Di peta sastra Indonesia, Yusuf Bilyarta Mangunwijaya dikenal luas sebagai novelis mumpuni, tetapi tidak dikenal sebagai penyair. Salah satu puisinya yang terlacak adalah puisi yang berada satu kanvas dengan lukisan yang dibuatnya. Pada lukisan itu di hamparan tampak seorang manusia bernama Thalib berdiri, sendirian, ada siluet bayangan tubuhnya di pantai. Di hadapan si Thalib, ada goresan pena Mangunwijaya:
Hening ingin di bising badai
Nahkoda
Kan menyerah
Terundung tanya damba damai
Rahmat di balik gelisah
Menyentuh
Si Thalib
Setia satu-satunya syukur
Puisi “kata-kata” yang ditulis Mangunwijaya memang sedikit. Namun, apabila kita menyimak filosofi Mangunwijaya ketika mengarsiteki sebuah bangunan, dan cara dia memandang sebuah bangunan, serta defenisi puisi, sesungguhnya Mangunwijaya adalah penyair besar dengan puluhan karya puisi yang bahkan mendapat penghargaan internasional, salah salah satunya di kawasan Kali Code Yogyakarta yang meraih penghargaan Aga Khan. Karya arsitekturnya di Kali Code adalah puisi.
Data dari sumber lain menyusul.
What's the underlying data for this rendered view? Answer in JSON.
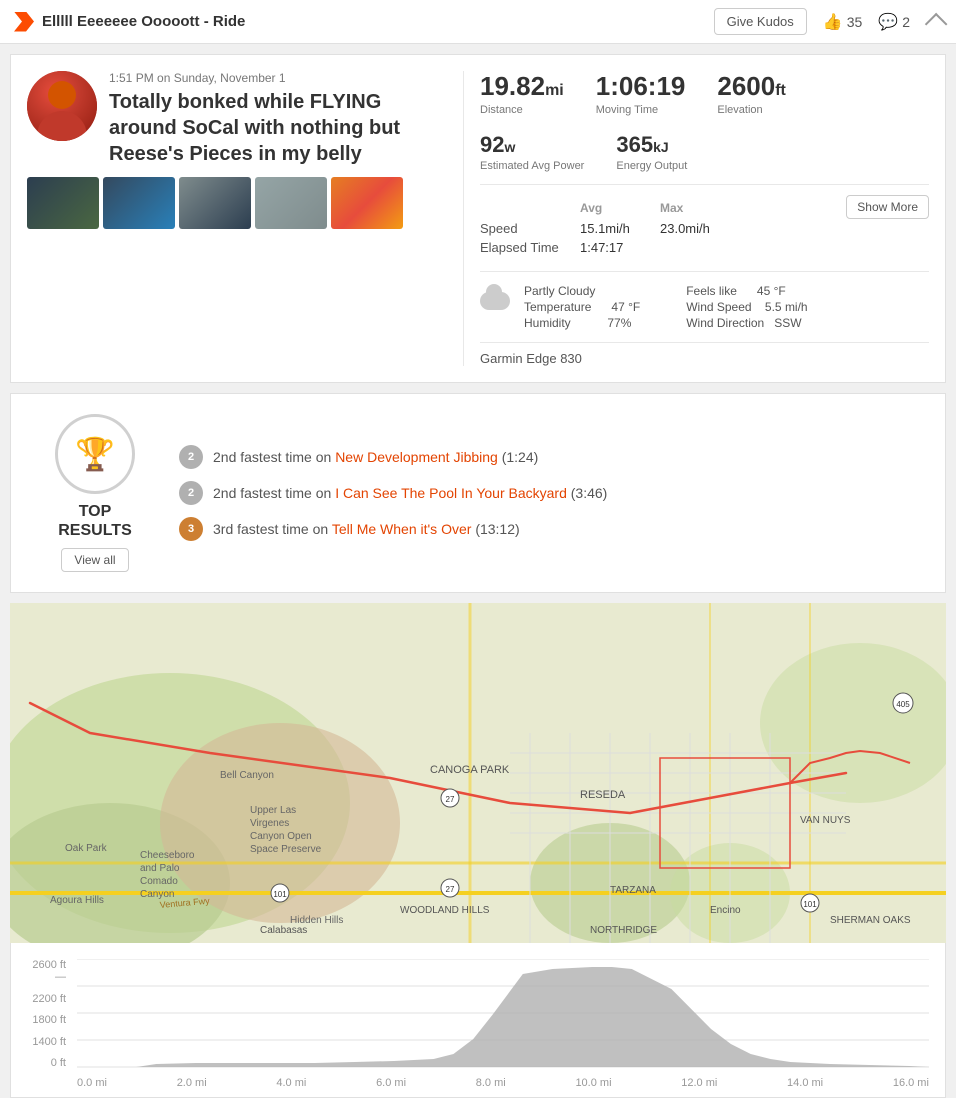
{
  "header": {
    "title": "Elllll Eeeeeee Ooooott - Ride",
    "give_kudos": "Give Kudos",
    "kudos_count": "35",
    "comments_count": "2"
  },
  "activity": {
    "datetime": "1:51 PM on Sunday, November 1",
    "title": "Totally bonked while FLYING around SoCal with nothing but Reese's Pieces in my belly",
    "stats": {
      "distance_value": "19.82",
      "distance_unit": "mi",
      "distance_label": "Distance",
      "moving_time_value": "1:06:19",
      "moving_time_label": "Moving Time",
      "elevation_value": "2600",
      "elevation_unit": "ft",
      "elevation_label": "Elevation",
      "est_avg_power_value": "92",
      "est_avg_power_unit": "w",
      "est_avg_power_label": "Estimated Avg Power",
      "energy_output_value": "365",
      "energy_output_unit": "kJ",
      "energy_output_label": "Energy Output"
    },
    "speed_avg": "15.1mi/h",
    "speed_max": "23.0mi/h",
    "speed_label": "Speed",
    "elapsed_time_label": "Elapsed Time",
    "elapsed_time_value": "1:47:17",
    "col_avg": "Avg",
    "col_max": "Max",
    "show_more": "Show More",
    "weather": {
      "condition": "Partly Cloudy",
      "temperature_label": "Temperature",
      "temperature_value": "47 °F",
      "humidity_label": "Humidity",
      "humidity_value": "77%",
      "feels_like_label": "Feels like",
      "feels_like_value": "45 °F",
      "wind_speed_label": "Wind Speed",
      "wind_speed_value": "5.5 mi/h",
      "wind_direction_label": "Wind Direction",
      "wind_direction_value": "SSW"
    },
    "device": "Garmin Edge 830"
  },
  "top_results": {
    "label": "TOP\nRESULTS",
    "view_all": "View all",
    "results": [
      {
        "medal": "2",
        "medal_type": "silver",
        "text": "2nd fastest time on",
        "segment": "New Development Jibbing",
        "time": "(1:24)"
      },
      {
        "medal": "2",
        "medal_type": "silver",
        "text": "2nd fastest time on",
        "segment": "I Can See The Pool In Your Backyard",
        "time": "(3:46)"
      },
      {
        "medal": "3",
        "medal_type": "bronze",
        "text": "3rd fastest time on",
        "segment": "Tell Me When it's Over",
        "time": "(13:12)"
      }
    ]
  },
  "elevation": {
    "y_labels": [
      "2600 ft —",
      "2200 ft",
      "1800 ft",
      "1400 ft",
      "0 ft"
    ],
    "x_labels": [
      "0.0 mi",
      "2.0 mi",
      "4.0 mi",
      "6.0 mi",
      "8.0 mi",
      "10.0 mi",
      "12.0 mi",
      "14.0 mi",
      "16.0 mi"
    ]
  }
}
Puisi tidak di sisi lawan prosa, tetapi di sisi oposisi terhadap yang wadaq teknis kalkulatif melulu. Wastu pada ketiga-tiganya, teknik, prosa, puisi. Tetapi bila arsitektur wastu ingin berpredikat manusiawi berkualitatif tinggi, ia tak pernah akan melupakan puisi. Puisi yang telah menjadi wastu.